Officials have said the traffic calming measure is needed in Plymouth to save lives, but fuming critics have branded it a “cash cow”
A single speed camera caught 1,100 drivers in 24 hours on the first day it was introduced.
Officials have said the traffic calming measure is needed in Plymouth to save lives, but fuming critics have branded it a “cash cow”.
More than 23,500 motorists were caught out during an eight week test period – a figure branded “troubling” by a police chief.
From this week those caught face being sent on a speed awareness course in most cases, Plymouth Live reports, although some could be given £100 fines and three points.
The new camera has split locals, however, with some lashing out at the measure.
Carl White, who owns a cafe café owner near Old Laira Road, where the camera was place, branded it a cash cow.
He told Silver Screen Beat Online : “It is an absolute nightmare, the limit is dangerously slow.”
Mr White added: “I think they are doing all they can to rob people.”
But not everyone agreed, with Al Stewart, who lives next to the camera, saying neighbours “love it”.
He said: “The main thing is the noise, everyone on the street loves how much quieter it is.”
The bi-directional speed camera system on Old Laira Road has been installed by Plymouth City Council following a consultation carried out last year.
Residents told the council they would rather see an average speed system in place than traffic calming measures.
Supt Adrian Leisk, strategic roads policing lead for Devon and Cornwall Police and chair of the Vision Zero enforcement activity group, said: “The results from the cameras’ test period are really troubling and drivers are obviously ignoring the clear 20mph signs in that area.
“Speed is a big contributory factor in serious collisions.
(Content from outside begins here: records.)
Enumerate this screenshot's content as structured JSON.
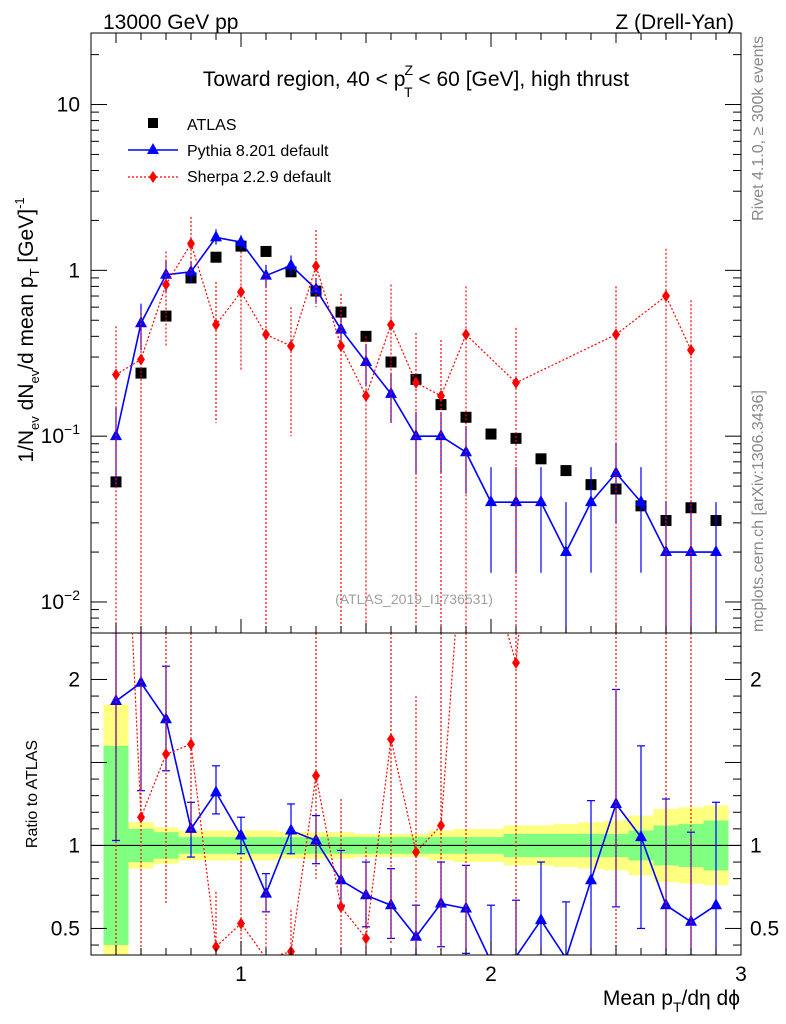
{
  "chart_data": {
    "type": "scatter",
    "header_left": "13000 GeV pp",
    "header_right": "Z (Drell-Yan)",
    "title_parts": [
      "Toward region, 40 < p",
      "Z",
      "T",
      " < 60 [GeV], high thrust"
    ],
    "watermark": "(ATLAS_2019_I1736531)",
    "side_top": "Rivet 4.1.0, ≥ 300k events",
    "side_bottom": "mcplots.cern.ch [arXiv:1306.3436]",
    "ylabel_parts": [
      "1/N",
      "ev",
      " dN",
      "ev",
      "/d mean p",
      "T",
      " [GeV]",
      "-1"
    ],
    "xlabel_parts": [
      "Mean p",
      "T",
      "/dη dϕ"
    ],
    "ratio_ylabel": "Ratio to ATLAS",
    "xlim": [
      0.4,
      3.0
    ],
    "ylim": [
      0.0065,
      27
    ],
    "ratio_ylim": [
      0.34,
      2.28
    ],
    "x_ticks": [
      {
        "v": 1,
        "label": "1"
      },
      {
        "v": 2,
        "label": "2"
      },
      {
        "v": 3,
        "label": "3"
      }
    ],
    "y_ticks": [
      {
        "v": 0.01,
        "base": "10",
        "exp": "−2"
      },
      {
        "v": 0.1,
        "base": "10",
        "exp": "−1"
      },
      {
        "v": 1,
        "base": "1",
        "exp": ""
      },
      {
        "v": 10,
        "base": "10",
        "exp": ""
      }
    ],
    "ratio_ticks": [
      {
        "v": 0.5,
        "label": "0.5"
      },
      {
        "v": 1,
        "label": "1"
      },
      {
        "v": 2,
        "label": "2"
      }
    ],
    "legend": [
      {
        "label": "ATLAS",
        "color": "#000000",
        "marker": "square"
      },
      {
        "label": "Pythia 8.201 default",
        "color": "#0000ff",
        "marker": "triangle"
      },
      {
        "label": "Sherpa 2.2.9 default",
        "color": "#ff0000",
        "marker": "diamond"
      }
    ],
    "bins": [
      0.45,
      0.55,
      0.65,
      0.75,
      0.85,
      0.95,
      1.05,
      1.15,
      1.25,
      1.35,
      1.45,
      1.55,
      1.65,
      1.75,
      1.85,
      1.95,
      2.05,
      2.15,
      2.25,
      2.35,
      2.45,
      2.55,
      2.65,
      2.75,
      2.85,
      2.95
    ],
    "atlas": {
      "name": "ATLAS",
      "x": [
        0.5,
        0.6,
        0.7,
        0.8,
        0.9,
        1.0,
        1.1,
        1.2,
        1.3,
        1.4,
        1.5,
        1.6,
        1.7,
        1.8,
        1.9,
        2.0,
        2.1,
        2.2,
        2.3,
        2.4,
        2.5,
        2.6,
        2.7,
        2.8,
        2.9
      ],
      "y": [
        0.053,
        0.24,
        0.53,
        0.9,
        1.2,
        1.4,
        1.3,
        0.98,
        0.75,
        0.56,
        0.4,
        0.28,
        0.22,
        0.155,
        0.13,
        0.103,
        0.097,
        0.073,
        0.062,
        0.051,
        0.048,
        0.038,
        0.031,
        0.037,
        0.031
      ],
      "stat": [
        0.6,
        0.1,
        0.08,
        0.05,
        0.05,
        0.05,
        0.05,
        0.05,
        0.05,
        0.05,
        0.05,
        0.05,
        0.05,
        0.05,
        0.05,
        0.05,
        0.07,
        0.07,
        0.07,
        0.07,
        0.07,
        0.09,
        0.12,
        0.13,
        0.15
      ],
      "tot": [
        0.85,
        0.14,
        0.11,
        0.09,
        0.09,
        0.09,
        0.09,
        0.08,
        0.08,
        0.08,
        0.07,
        0.07,
        0.07,
        0.09,
        0.1,
        0.1,
        0.12,
        0.12,
        0.13,
        0.14,
        0.15,
        0.18,
        0.22,
        0.23,
        0.24
      ]
    },
    "series": [
      {
        "name": "Pythia 8.201 default",
        "color": "#0000ff",
        "marker": "triangle",
        "line": "solid",
        "x": [
          0.5,
          0.6,
          0.7,
          0.8,
          0.9,
          1.0,
          1.1,
          1.2,
          1.3,
          1.4,
          1.5,
          1.6,
          1.7,
          1.8,
          1.9,
          2.0,
          2.1,
          2.2,
          2.3,
          2.4,
          2.5,
          2.6,
          2.7,
          2.8,
          2.9
        ],
        "y": [
          0.1,
          0.48,
          0.94,
          0.98,
          1.58,
          1.48,
          0.93,
          1.07,
          0.77,
          0.44,
          0.28,
          0.18,
          0.1,
          0.1,
          0.08,
          0.04,
          0.04,
          0.04,
          0.02,
          0.04,
          0.06,
          0.04,
          0.02,
          0.02,
          0.02
        ],
        "ylo": [
          0.05,
          0.33,
          0.74,
          0.84,
          1.43,
          1.33,
          0.78,
          0.93,
          0.64,
          0.34,
          0.2,
          0.12,
          0.06,
          0.06,
          0.045,
          0.015,
          0.015,
          0.015,
          0.003,
          0.015,
          0.03,
          0.015,
          0.003,
          0.003,
          0.003
        ],
        "yhi": [
          0.15,
          0.63,
          1.15,
          1.13,
          1.77,
          1.63,
          1.08,
          1.23,
          0.9,
          0.54,
          0.36,
          0.24,
          0.14,
          0.14,
          0.115,
          0.065,
          0.065,
          0.065,
          0.04,
          0.065,
          0.09,
          0.065,
          0.04,
          0.04,
          0.04
        ],
        "ratio": [
          1.87,
          1.98,
          1.76,
          1.1,
          1.32,
          1.06,
          0.71,
          1.09,
          1.03,
          0.79,
          0.7,
          0.64,
          0.45,
          0.65,
          0.62,
          0.3,
          0.33,
          0.55,
          0.32,
          0.79,
          1.25,
          1.05,
          0.64,
          0.54,
          0.64
        ],
        "rlo": [
          1.03,
          1.33,
          1.45,
          0.93,
          1.19,
          0.95,
          0.6,
          0.95,
          0.89,
          0.64,
          0.51,
          0.44,
          0.27,
          0.39,
          0.35,
          0.1,
          0.1,
          0.2,
          0.1,
          0.3,
          0.63,
          0.5,
          0.1,
          0.1,
          0.1
        ],
        "rhi": [
          2.7,
          2.6,
          2.08,
          1.26,
          1.48,
          1.17,
          0.83,
          1.25,
          1.18,
          0.97,
          0.9,
          0.86,
          0.64,
          0.9,
          0.88,
          0.64,
          0.67,
          0.9,
          0.66,
          1.27,
          1.94,
          1.6,
          1.28,
          1.08,
          1.26
        ]
      },
      {
        "name": "Sherpa 2.2.9 default",
        "color": "#ff0000",
        "marker": "diamond",
        "line": "dotted",
        "x": [
          0.5,
          0.6,
          0.7,
          0.8,
          0.9,
          1.0,
          1.1,
          1.2,
          1.3,
          1.4,
          1.5,
          1.6,
          1.7,
          1.8,
          1.9,
          2.1,
          2.5,
          2.7,
          2.8
        ],
        "y": [
          0.235,
          0.29,
          0.82,
          1.45,
          0.47,
          0.74,
          0.41,
          0.35,
          1.06,
          0.35,
          0.175,
          0.47,
          0.21,
          0.175,
          0.41,
          0.21,
          0.41,
          0.7,
          0.33
        ],
        "ylo": [
          0.005,
          0.005,
          0.35,
          0.95,
          0.12,
          0.25,
          0.005,
          0.1,
          0.6,
          0.005,
          0.005,
          0.12,
          0.005,
          0.005,
          0.005,
          0.005,
          0.005,
          0.005,
          0.005
        ],
        "yhi": [
          0.46,
          0.57,
          1.3,
          2.1,
          0.85,
          1.3,
          0.95,
          0.6,
          1.75,
          0.72,
          0.4,
          0.82,
          0.42,
          0.38,
          0.8,
          0.45,
          0.8,
          1.35,
          0.66
        ],
        "ratio": [
          4.4,
          1.17,
          1.55,
          1.61,
          0.39,
          0.53,
          0.32,
          0.36,
          1.42,
          0.63,
          0.44,
          1.64,
          0.96,
          1.12,
          3.15,
          2.1,
          8.5,
          22.0,
          8.9
        ],
        "rlo": [
          0.1,
          0.1,
          0.65,
          1.06,
          0.1,
          0.1,
          0.1,
          0.1,
          0.8,
          0.1,
          0.1,
          0.4,
          0.1,
          0.1,
          0.1,
          0.1,
          0.1,
          0.1,
          0.1
        ],
        "rhi": [
          8.0,
          2.3,
          2.45,
          2.35,
          0.72,
          0.93,
          0.73,
          0.61,
          2.33,
          1.28,
          0.99,
          2.93,
          1.9,
          2.45,
          6.2,
          4.6,
          17.0,
          44.0,
          18.0
        ]
      }
    ]
  }
}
Travelling too fast both reduces the time in which a driver can react and increases the risk of serious or fatal injuries in the event of a collision.”
A spokesperson for Plymouth City Council added: “We consulted with residents at the end of last year about extending the existing 20mph speed limit. They told us they did not want the traffic calming measures we had put forward, but instead wanted average speed cameras. We listened, redesigned the scheme and secured the extra funding needed.
“This scheme is about keeping people safe on a very busy narrow road. Keep your speed down and you won’t get fined.”
The camera uses ANPR to identify vehicles and calculate their average speed between different camera locations. The camera is capable of working in all weathers and at vehicles’ maximum speeds.